两个字典的递归差异(键和值)?

49 投票
10 回答
54204 浏览
提问于 2025-04-16 17:04

我有一个Python字典,叫做 d1,还有一个在稍后时间的版本,叫做 d2。我想找出 d1d2 之间的所有变化。换句话说,就是找出所有新增的、删除的或修改的内容。问题在于,这些值可以是整数、字符串、列表或字典,所以需要递归处理。这是我目前的代码:

def dd(d1, d2, ctx=""):
    print "Changes in " + ctx
    for k in d1:
        if k not in d2:
            print k + " removed from d2"
    for k in d2:
        if k not in d1:
            print k + " added in d2"
            continue
        if d2[k] != d1[k]:
            if type(d2[k]) not in (dict, list):
                print k + " changed in d2 to " + str(d2[k])
            else:
                if type(d1[k]) != type(d2[k]):
                    print k + " changed to " + str(d2[k])
                    continue
                else:
                    if type(d2[k]) == dict:
                        dd(d1[k], d2[k], k)
                        continue
    print "Done with changes in " + ctx
    return

这段代码运行得很好,除了当值是列表的时候。

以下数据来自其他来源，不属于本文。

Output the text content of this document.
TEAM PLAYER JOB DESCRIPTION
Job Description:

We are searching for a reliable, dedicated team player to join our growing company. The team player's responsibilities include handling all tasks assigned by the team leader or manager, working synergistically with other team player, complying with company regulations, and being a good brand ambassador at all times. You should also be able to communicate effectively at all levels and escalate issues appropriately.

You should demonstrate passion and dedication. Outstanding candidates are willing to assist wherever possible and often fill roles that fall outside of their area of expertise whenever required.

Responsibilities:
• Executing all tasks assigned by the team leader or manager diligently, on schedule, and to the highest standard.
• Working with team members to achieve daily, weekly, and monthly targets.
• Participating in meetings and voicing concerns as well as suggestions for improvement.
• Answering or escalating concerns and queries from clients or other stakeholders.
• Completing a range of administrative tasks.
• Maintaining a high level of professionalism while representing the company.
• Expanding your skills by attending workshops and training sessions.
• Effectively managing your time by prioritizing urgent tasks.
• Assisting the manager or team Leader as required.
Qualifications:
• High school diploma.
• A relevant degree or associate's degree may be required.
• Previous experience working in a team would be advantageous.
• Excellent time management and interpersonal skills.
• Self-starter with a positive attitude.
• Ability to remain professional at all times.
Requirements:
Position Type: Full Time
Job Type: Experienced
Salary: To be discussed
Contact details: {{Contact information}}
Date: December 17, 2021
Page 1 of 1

我还没想到一个优雅的办法来处理列表,否则就得在 if(type(d2) == list) 后面重复写一大段稍微改动过的代码。

有什么想法吗?

补充说明:这和这篇帖子不同,因为这里的键也可能会改变。

10 个回答

22

这是一个受到 Winston Ewert 启发的实现方式。

def recursive_compare(d1, d2, level='root'):
    if isinstance(d1, dict) and isinstance(d2, dict):
        if d1.keys() != d2.keys():
            s1 = set(d1.keys())
            s2 = set(d2.keys())
            print('{:<20} + {} - {}'.format(level, s1-s2, s2-s1))
            common_keys = s1 & s2
        else:
            common_keys = set(d1.keys())

        for k in common_keys:
            recursive_compare(d1[k], d2[k], level='{}.{}'.format(level, k))

    elif isinstance(d1, list) and isinstance(d2, list):
        if len(d1) != len(d2):
            print('{:<20} len1={}; len2={}'.format(level, len(d1), len(d2)))
        common_len = min(len(d1), len(d2))

        for i in range(common_len):
            recursive_compare(d1[i], d2[i], level='{}[{}]'.format(level, i))

    else:
        if d1 != d2:
            print('{:<20} {} != {}'.format(level, d1, d2))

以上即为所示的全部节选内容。